Beside them are eight Wedding-rings, Bloudie Jacke! And the gold is as thin as a thread— "Ho! ho!—She is mine— This will make up the Nine!"— Dear me! who those shocking words said?— —She fled To hide herself under the bed.

But, alas! there's no bed in the room, Bloudie Jacke! And she peeps from the window on high; Only fancy her fright And the terrible sight Down below, which at once meets her eye! "Oh My!!" She half utter'd,—but stifled her cry.

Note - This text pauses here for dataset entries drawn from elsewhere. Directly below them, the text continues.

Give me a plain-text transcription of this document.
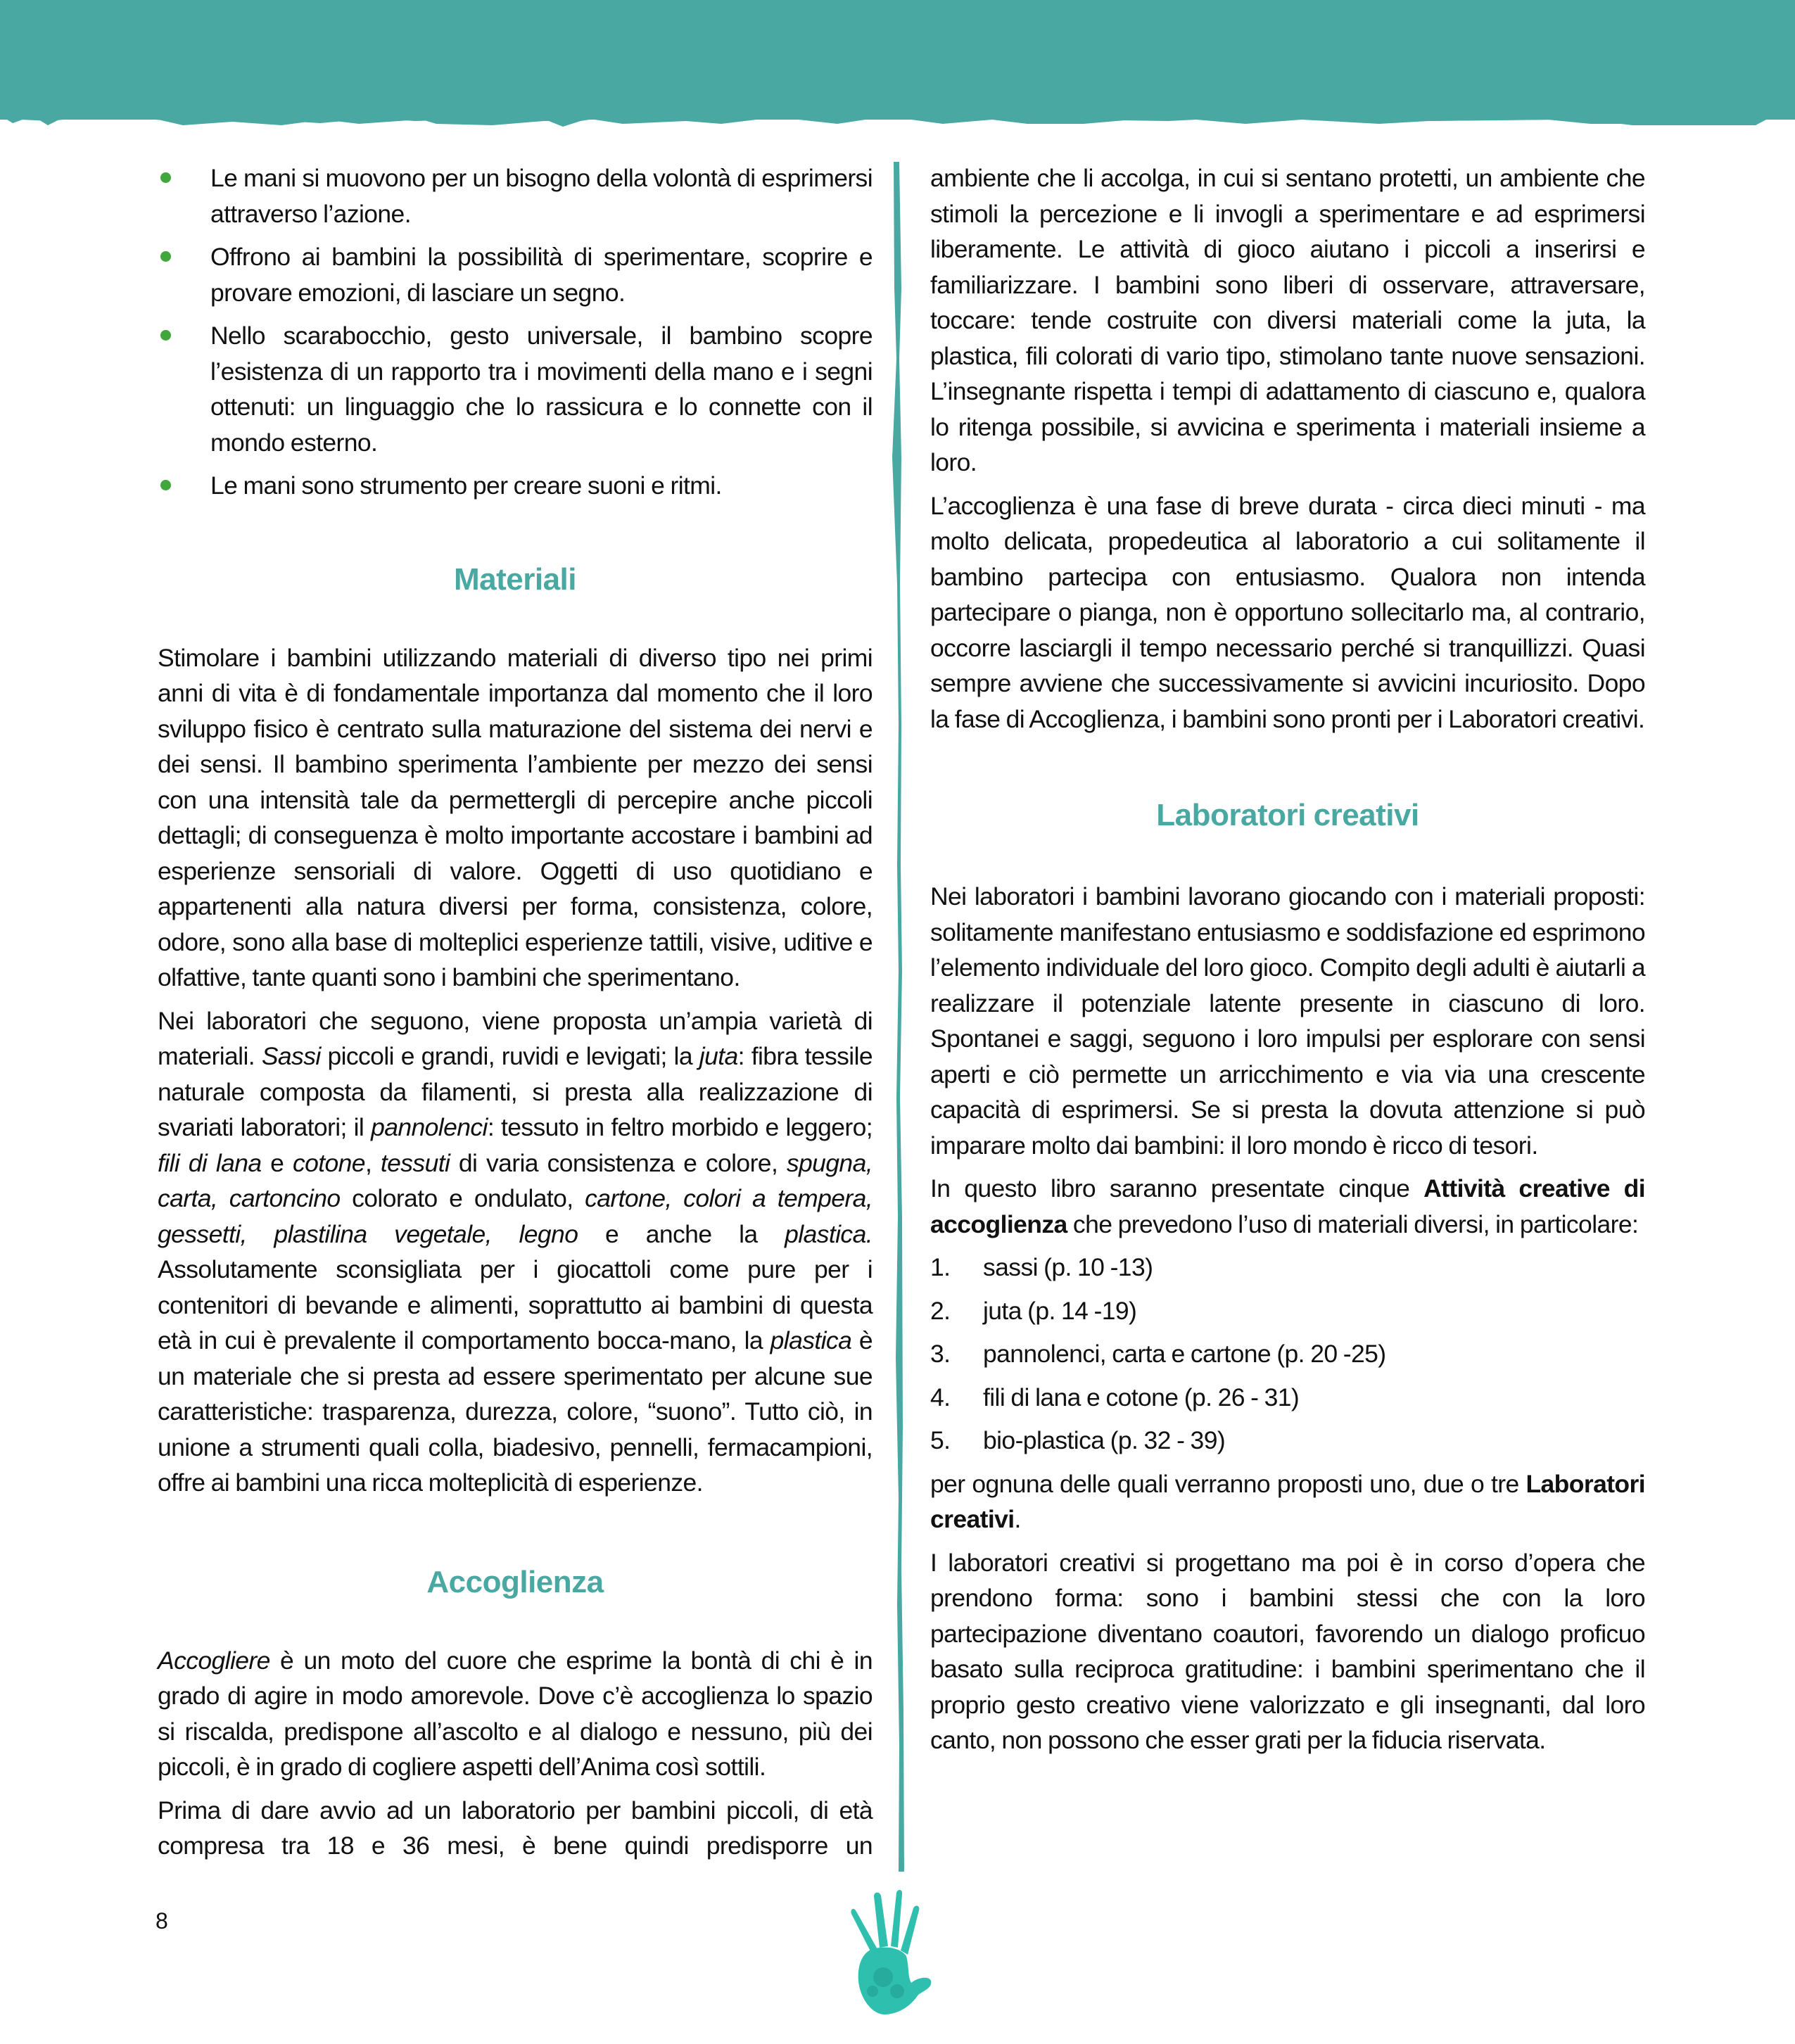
Le mani si muovono per un bisogno della volontà di esprimersi attraverso l’azione.
Offrono ai bambini la possibilità di sperimentare, scoprire e provare emozioni, di lasciare un segno.
Nello scarabocchio, gesto universale, il bambino scopre l’esistenza di un rapporto tra i movimenti della mano e i segni ottenuti: un linguaggio che lo rassicura e lo connette con il mondo esterno.
Le mani sono strumento per creare suoni e ritmi.
Materiali

Stimolare i bambini utilizzando materiali di diverso tipo nei primi anni di vita è di fondamentale importanza dal momento che il loro sviluppo fisico è centrato sulla maturazione del sistema dei nervi e dei sensi. Il bambino sperimenta l’ambiente per mezzo dei sensi con una intensità tale da permettergli di percepire anche piccoli dettagli; di conseguenza è molto importante accostare i bambini ad esperienze sensoriali di valore. Oggetti di uso quotidiano e appartenenti alla natura diversi per forma, consistenza, colore, odore, sono alla base di molteplici esperienze tattili, visive, uditive e olfattive, tante quanti sono i bambini che sperimentano.

Nei laboratori che seguono, viene proposta un’ampia varietà di materiali. Sassi piccoli e grandi, ruvidi e levigati; la juta: fibra tessile naturale composta da filamenti, si presta alla realizzazione di svariati laboratori; il pannolenci: tessuto in feltro morbido e leggero; fili di lana e cotone, tessuti di varia consistenza e colore, spugna, carta, cartoncino colorato e ondulato, cartone, colori a tempera, gessetti, plastilina vegetale, legno e anche la plastica. Assolutamente sconsigliata per i giocattoli come pure per i contenitori di bevande e alimenti, soprattutto ai bambini di questa età in cui è prevalente il comportamento bocca-mano, la plastica è un materiale che si presta ad essere sperimentato per alcune sue caratteristiche: trasparenza, durezza, colore, “suono”. Tutto ciò, in unione a strumenti quali colla, biadesivo, pennelli, fermacampioni, offre ai bambini una ricca molteplicità di esperienze.

Accoglienza

Accogliere è un moto del cuore che esprime la bontà di chi è in grado di agire in modo amorevole. Dove c’è accoglienza lo spazio si riscalda, predispone all’ascolto e al dialogo e nessuno, più dei piccoli, è in grado di cogliere aspetti dell’Anima così sottili.

Prima di dare avvio ad un laboratorio per bambini piccoli, di età compresa tra 18 e 36 mesi, è bene quindi predisporre un

ambiente che li accolga, in cui si sentano protetti, un ambiente che stimoli la percezione e li invogli a sperimentare e ad esprimersi liberamente. Le attività di gioco aiutano i piccoli a inserirsi e familiarizzare. I bambini sono liberi di osservare, attraversare, toccare: tende costruite con diversi materiali come la juta, la plastica, fili colorati di vario tipo, stimolano tante nuove sensazioni. L’insegnante rispetta i tempi di adattamento di ciascuno e, qualora lo ritenga possibile, si avvicina e sperimenta i materiali insieme a loro.

L’accoglienza è una fase di breve durata - circa dieci minuti - ma molto delicata, propedeutica al laboratorio a cui solitamente il bambino partecipa con entusiasmo. Qualora non intenda partecipare o pianga, non è opportuno sollecitarlo ma, al contrario, occorre lasciargli il tempo necessario perché si tranquillizzi. Quasi sempre avviene che successivamente si avvicini incuriosito. Dopo la fase di Accoglienza, i bambini sono pronti per i Laboratori creativi.

Laboratori creativi

Nei laboratori i bambini lavorano giocando con i materiali proposti: solitamente manifestano entusiasmo e soddisfazione ed esprimono l’elemento individuale del loro gioco. Compito degli adulti è aiutarli a realizzare il potenziale latente presente in ciascuno di loro. Spontanei e saggi, seguono i loro impulsi per esplorare con sensi aperti e ciò permette un arricchimento e via via una crescente capacità di esprimersi. Se si presta la dovuta attenzione si può imparare molto dai bambini: il loro mondo è ricco di tesori.

In questo libro saranno presentate cinque Attività creative di accoglienza che prevedono l’uso di materiali diversi, in particolare:

1.	sassi (p. 10 -13)
2.	juta (p. 14 -19)
3.	pannolenci, carta e cartone (p. 20 -25)
4.	fili di lana e cotone (p. 26 - 31)
5.	bio-plastica (p. 32 - 39)

per ognuna delle quali verranno proposti uno, due o tre Laboratori creativi.

I laboratori creativi si progettano ma poi è in corso d’opera che prendono forma: sono i bambini stessi che con la loro partecipazione diventano coautori, favorendo un dialogo proficuo basato sulla reciproca gratitudine: i bambini sperimentano che il proprio gesto creativo viene valorizzato e gli insegnanti, dal loro canto, non possono che esser grati per la fiducia riservata.

8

For she saw it was You and your Man, Bloudie Jacke! And she heard your unpleasant "Haw! haw!" While her sister, stone dead, By the hair of her head, O'er the bridge you were trying to draw, As she saw— A thing quite contra-ry to law!

Your man has got hold of her heels, Bloudie Jacke! Bloudie Jacke! you've got hold of her hair!— But nor Jacke nor his Man Can see young Mary-Anne, She has hid herself under the stair, And there Is a horrid great Dog, I declare!

His eyeballs are bloodshot and blear, Bloudie Jacke! He's a sad ugly cur for a pet; He seems of the breed Of that "Billy," indeed, Who used to kill rats for a bet; —I forget How many one morning he ate.

He has skulls, ribs, and vertebræ there, Bloudie Jacke And thigh-bones;—and, though it's so dim, Yet it's plain to be seen He has pick'd them quite clean,— She expects to be torn limb from limb, So grim He looks at her—and she looks at him!

She has given him a bun and a roll, Bloudie Jacke! She has given him a roll and a bun, And a Shrewsbury cake, Of Pailin's[42] own make, Which she happened to take ere her run She begun— She'd been used to a luncheon at One.